A car weighing 15,000N rounds a curve of 60m at an angle of 30 degrees. Find the friction force acting on the tires when the car is travelling at 100kph. The coefficient of friction between tires and the road is 0.90

First, convert the speed of the car from kph to m/s:

100 kph * (1000m/1 km) * (1 hr/3600 s) = 27.78 m/s

Next, we will find the critical speed at which the car would slip using the formula:

v_c = sqrt(mu * R * g)

Where v_c is the critical speed, mu is the coefficient of friction, R is the radius of the curve, and g is the acceleration due to gravity (approx. 9.8 m/s^2).
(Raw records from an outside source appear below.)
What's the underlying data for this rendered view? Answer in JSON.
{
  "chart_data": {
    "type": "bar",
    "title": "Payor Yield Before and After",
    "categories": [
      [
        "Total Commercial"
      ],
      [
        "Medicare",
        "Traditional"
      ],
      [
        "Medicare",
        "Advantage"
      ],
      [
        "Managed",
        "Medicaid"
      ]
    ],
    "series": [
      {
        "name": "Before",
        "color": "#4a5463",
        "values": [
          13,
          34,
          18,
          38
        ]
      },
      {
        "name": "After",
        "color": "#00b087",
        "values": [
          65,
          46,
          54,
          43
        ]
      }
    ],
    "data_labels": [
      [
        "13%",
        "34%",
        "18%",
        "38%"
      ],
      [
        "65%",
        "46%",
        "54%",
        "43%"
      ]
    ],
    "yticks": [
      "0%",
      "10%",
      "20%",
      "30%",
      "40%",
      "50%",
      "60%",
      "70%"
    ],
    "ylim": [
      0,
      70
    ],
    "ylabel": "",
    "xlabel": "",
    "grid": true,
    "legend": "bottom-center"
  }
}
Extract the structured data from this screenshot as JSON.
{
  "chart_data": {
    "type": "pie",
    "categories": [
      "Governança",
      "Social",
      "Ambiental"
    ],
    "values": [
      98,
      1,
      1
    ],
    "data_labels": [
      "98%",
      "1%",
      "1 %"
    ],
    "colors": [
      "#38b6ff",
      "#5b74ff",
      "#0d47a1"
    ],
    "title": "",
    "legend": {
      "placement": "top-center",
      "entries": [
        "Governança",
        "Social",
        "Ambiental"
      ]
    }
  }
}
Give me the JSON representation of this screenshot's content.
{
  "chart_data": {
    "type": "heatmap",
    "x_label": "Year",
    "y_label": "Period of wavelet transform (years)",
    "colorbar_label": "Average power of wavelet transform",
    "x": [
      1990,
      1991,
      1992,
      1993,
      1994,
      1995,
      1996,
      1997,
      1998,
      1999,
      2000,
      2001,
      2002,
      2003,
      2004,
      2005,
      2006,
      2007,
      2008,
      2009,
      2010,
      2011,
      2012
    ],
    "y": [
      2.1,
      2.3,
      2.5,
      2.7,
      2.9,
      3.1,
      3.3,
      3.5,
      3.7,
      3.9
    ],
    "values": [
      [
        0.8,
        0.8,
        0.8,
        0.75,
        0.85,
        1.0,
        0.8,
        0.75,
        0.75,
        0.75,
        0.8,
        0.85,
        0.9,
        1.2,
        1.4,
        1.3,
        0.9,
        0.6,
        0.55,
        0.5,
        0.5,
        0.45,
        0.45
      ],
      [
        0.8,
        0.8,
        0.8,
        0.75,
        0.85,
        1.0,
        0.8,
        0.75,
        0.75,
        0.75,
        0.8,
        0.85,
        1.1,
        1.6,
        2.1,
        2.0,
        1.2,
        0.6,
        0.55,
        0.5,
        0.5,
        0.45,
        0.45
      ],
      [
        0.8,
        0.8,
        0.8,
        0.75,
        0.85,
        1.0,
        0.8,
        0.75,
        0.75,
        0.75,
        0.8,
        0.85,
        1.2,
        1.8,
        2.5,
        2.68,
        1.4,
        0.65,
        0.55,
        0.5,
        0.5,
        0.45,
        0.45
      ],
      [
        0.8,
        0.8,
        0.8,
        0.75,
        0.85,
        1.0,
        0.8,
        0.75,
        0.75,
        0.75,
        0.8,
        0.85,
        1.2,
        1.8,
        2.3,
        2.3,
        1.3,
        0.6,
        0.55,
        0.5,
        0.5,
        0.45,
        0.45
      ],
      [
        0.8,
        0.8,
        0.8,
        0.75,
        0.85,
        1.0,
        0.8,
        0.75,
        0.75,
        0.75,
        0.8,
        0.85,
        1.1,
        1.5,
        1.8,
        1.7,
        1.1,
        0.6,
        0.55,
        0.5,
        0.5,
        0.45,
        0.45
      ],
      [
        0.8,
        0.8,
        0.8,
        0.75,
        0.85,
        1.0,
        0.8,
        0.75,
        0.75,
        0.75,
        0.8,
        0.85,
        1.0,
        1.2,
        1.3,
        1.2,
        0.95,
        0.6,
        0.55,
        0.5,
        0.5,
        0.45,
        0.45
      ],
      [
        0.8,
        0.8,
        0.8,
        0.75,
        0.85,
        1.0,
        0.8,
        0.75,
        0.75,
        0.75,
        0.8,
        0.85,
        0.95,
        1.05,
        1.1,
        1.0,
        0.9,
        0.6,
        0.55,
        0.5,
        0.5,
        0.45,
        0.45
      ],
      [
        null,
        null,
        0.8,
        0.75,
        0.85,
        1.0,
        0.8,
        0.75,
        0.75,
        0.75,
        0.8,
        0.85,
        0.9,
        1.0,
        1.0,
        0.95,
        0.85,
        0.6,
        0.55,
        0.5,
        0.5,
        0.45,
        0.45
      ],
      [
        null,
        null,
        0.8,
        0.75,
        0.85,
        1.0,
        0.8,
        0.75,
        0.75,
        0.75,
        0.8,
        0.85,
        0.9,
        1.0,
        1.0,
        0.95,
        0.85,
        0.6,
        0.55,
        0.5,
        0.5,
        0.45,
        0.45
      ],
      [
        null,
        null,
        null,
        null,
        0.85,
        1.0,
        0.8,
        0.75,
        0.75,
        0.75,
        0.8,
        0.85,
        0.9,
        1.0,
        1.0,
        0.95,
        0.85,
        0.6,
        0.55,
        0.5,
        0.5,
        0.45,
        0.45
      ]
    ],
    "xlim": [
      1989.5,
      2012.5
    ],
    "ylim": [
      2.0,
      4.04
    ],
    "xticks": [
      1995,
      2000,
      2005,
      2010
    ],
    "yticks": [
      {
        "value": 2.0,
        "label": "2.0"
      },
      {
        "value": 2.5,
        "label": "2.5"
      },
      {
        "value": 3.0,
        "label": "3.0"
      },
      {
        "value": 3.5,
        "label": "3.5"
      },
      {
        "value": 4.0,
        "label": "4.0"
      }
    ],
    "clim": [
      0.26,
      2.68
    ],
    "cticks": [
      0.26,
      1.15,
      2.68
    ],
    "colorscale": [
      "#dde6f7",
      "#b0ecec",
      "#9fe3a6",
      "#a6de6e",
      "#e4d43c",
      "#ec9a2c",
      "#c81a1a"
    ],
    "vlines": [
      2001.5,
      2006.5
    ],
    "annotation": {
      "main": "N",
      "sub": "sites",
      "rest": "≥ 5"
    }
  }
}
v_c = sqrt(0.90 * 60m * 9.8 m/s^2)
v_c = sqrt(529.2 m^2/s^2)
v_c = 23.0 m/s

Since the car's speed (27.78 m/s) is greater than the critical speed (23.0 m/s), we need to find the required friction force to keep the car from slipping.

First, let's find the horizontal component of the car's weight which can contribute to the required friction force, W_horizontal:

W_horizontal = 15000N * sin(30 degrees)
W_horizontal = 15000N * 0.5
W_horizontal = 7500N

Now, let's find the required friction force:

Specifically, we will use the formula for centripetal force:

F_centr = m * v^2 / R

Where F_centr is the required centripetal force, m is the car's mass (which can be found by dividing the weight by acceleration due to gravity; m = 15000N/9.8m/s^2 = 1531kg), v is the car's speed, and R is the radius of the curve.

F_centr = 1531kg * (27.78m/s)^2 / 60m
F_centr = 1531kg * 772.1m^2/s^2 / 60m
F_centr = 19949 N

Next, we will find the friction force:

F_friction = F_centr - W_horizontal
F_friction = 19949 N - 7500 N
F_friction = 12449 N

When the car is traveling at 100 kph around the curve of 60 meters, the friction force acting on the tires is approximately 12,449 N.